The Honda CR-V has just celebrated its 25th birthday and in the process has become the world’s best selling SUV.
Not bad for a car which was built in Swindon a few years ago but now where sadly there is no production at all in the old railway town.
But the experts say that if adequately maintained, a new Honda CR-V can last between 250,000 to 300,000 miles on the road. This means a lifespan of between 16 to 20 years, making the CR-V one of the most dependable crossovers in the market. Well I own a 10 year-old CR-V and it’s got less than 50,000 miles on the clock so hopefully I should be lucky. It’s never been a problem.
The latest evolution now of the CR-V is a hybrid – the first actual Honda to be a hybrid – and after two years it is doing rather well in the market place. The customers like it, the experts rate it and while it is expensive at around £36,000 it is an excellent car. In other words another piece of Honda equipment which cannot be faulted.
The two litre engine works in line with two electric motors giving you a top speed of 112mph and a 0-60mph in nine seconds. And being a hybrid you get more than 50 miles to the gallon.
The 2.0 i-MMD hybrid is the only engine option for the new CR-V and it is pretty lively, with a great reaction when you put the hammer down from its standard auto box and plenty of poke to get you up to 70mph without any drama.

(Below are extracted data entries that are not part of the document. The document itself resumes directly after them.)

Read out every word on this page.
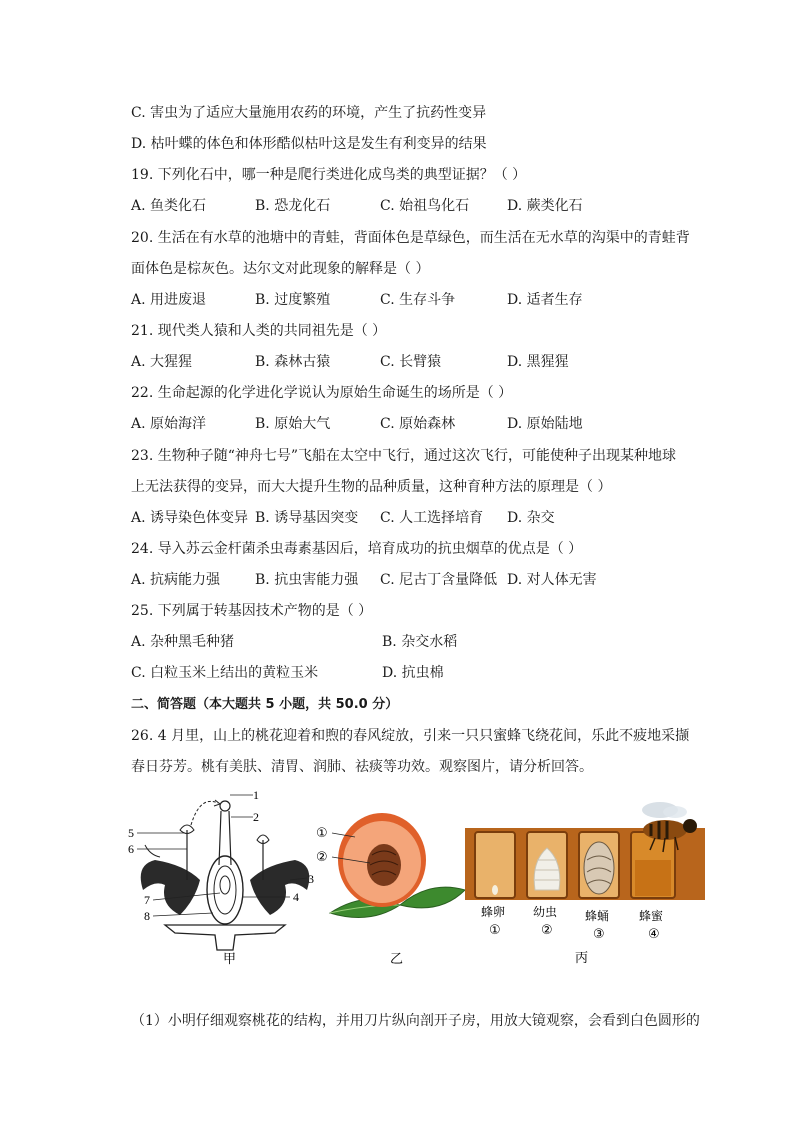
C. 害虫为了适应大量施用农药的环境，产生了抗药性变异
D. 枯叶蝶的体色和体形酷似枯叶这是发生有利变异的结果
19. 下列化石中，哪一种是爬行类进化成鸟类的典型证据？（ ）
A. 鱼类化石	B. 恐龙化石	C. 始祖鸟化石	D. 蕨类化石
20. 生活在有水草的池塘中的青蛙，背面体色是草绿色，而生活在无水草的沟渠中的青蛙背
面体色是棕灰色。达尔文对此现象的解释是（ ）
A. 用进废退	B. 过度繁殖	C. 生存斗争	D. 适者生存
21. 现代类人猿和人类的共同祖先是（ ）
A. 大猩猩	B. 森林古猿	C. 长臂猿	D. 黑猩猩
22. 生命起源的化学进化学说认为原始生命诞生的场所是（ ）
A. 原始海洋	B. 原始大气	C. 原始森林	D. 原始陆地
23. 生物种子随“神舟七号”飞船在太空中飞行，通过这次飞行，可能使种子出现某种地球
上无法获得的变异，而大大提升生物的品种质量，这种育种方法的原理是（ ）
A. 诱导染色体变异 B. 诱导基因突变 C. 人工选择培育 D. 杂交
24. 导入苏云金杆菌杀虫毒素基因后，培育成功的抗虫烟草的优点是（ ）
A. 抗病能力强 B. 抗虫害能力强 C. 尼古丁含量降低 D. 对人体无害
25. 下列属于转基因技术产物的是（ ）
A. 杂种黑毛种猪	B. 杂交水稻
C. 白粒玉米上结出的黄粒玉米	D. 抗虫棉
二、简答题（本大题共 5 小题，共 50.0 分）
26. 4 月里，山上的桃花迎着和煦的春风绽放，引来一只只蜜蜂飞绕花间，乐此不疲地采撷
春日芬芳。桃有美肤、清胃、润肺、祛痰等功效。观察图片，请分析回答。
1
2
3
4
5
6
7
8
甲
①
②
乙
蜂卵
①
幼虫
②
蜂蛹
③
蜂蜜
④
丙
（1）小明仔细观察桃花的结构，并用刀片纵向剖开子房，用放大镜观察，会看到白色圆形的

The CVT auto box is quiet even when driven somewhat harsh at low speeds because it is the electric motor pulling you along.
Should you require a 4×4 there is one available at the right price and the emissions are between 120 and 126 CO2 g/km.
There is a massive amount of space, as there is always has been with CR-Vs. Should you take the rears seats down then you get almost 1,700 litres of space and your fuel tank is 57 litres. More than enough for a 500 mile journey.
Automatic emergency braking lane-departure warning, traffic sign recognition, e-Call emergency response and lane-keeping assistance are all standard on the CR-V.
The CR-V range starts with the S trim, which comes with a good amount of kit including 17in wheels, auto lights and adaptive cruise control, plus all the safety features and visibility aids.
Up for the next is the SE trim, which adds the infotainment upgrades (Apple CarPlay/Android Auto and a 7.0in screen), as well as the extra parking aids. Then there is the dual-zone climate control, 18in alloy wheels, privacy glass, auto wipers, an auto-dimming rear-view mirror and a leather-trimmed steering wheel.
Next is the Sport Line, which is a bit of a waste of time because its only a style number and no 4×4 with it neither. Stay with the SE.
The expensive SR with the £36,000 price tag adds leather seats, heated front seats, ambient lighting and keyless entry, while the top-of-the-range EX features 19in alloy wheels, a powered tailgate, a heated steering wheel and a head-up display and then you are up to the £40,000 mark. The SR trim gets you blind-spot monitoring and rear cross-traffic alert – to warn you of approaching vehicles when you’re reversing.
Honda spent more than £2bn in Swindon. They they first arrived in town since 1985 with not a red cent of Government money and the factory closed down a couple of months ago.
There were two car plants and an engine manufacturing facility. They also closed a factory in Turkey pulling out of Europe completely. All production has reverted to Japan.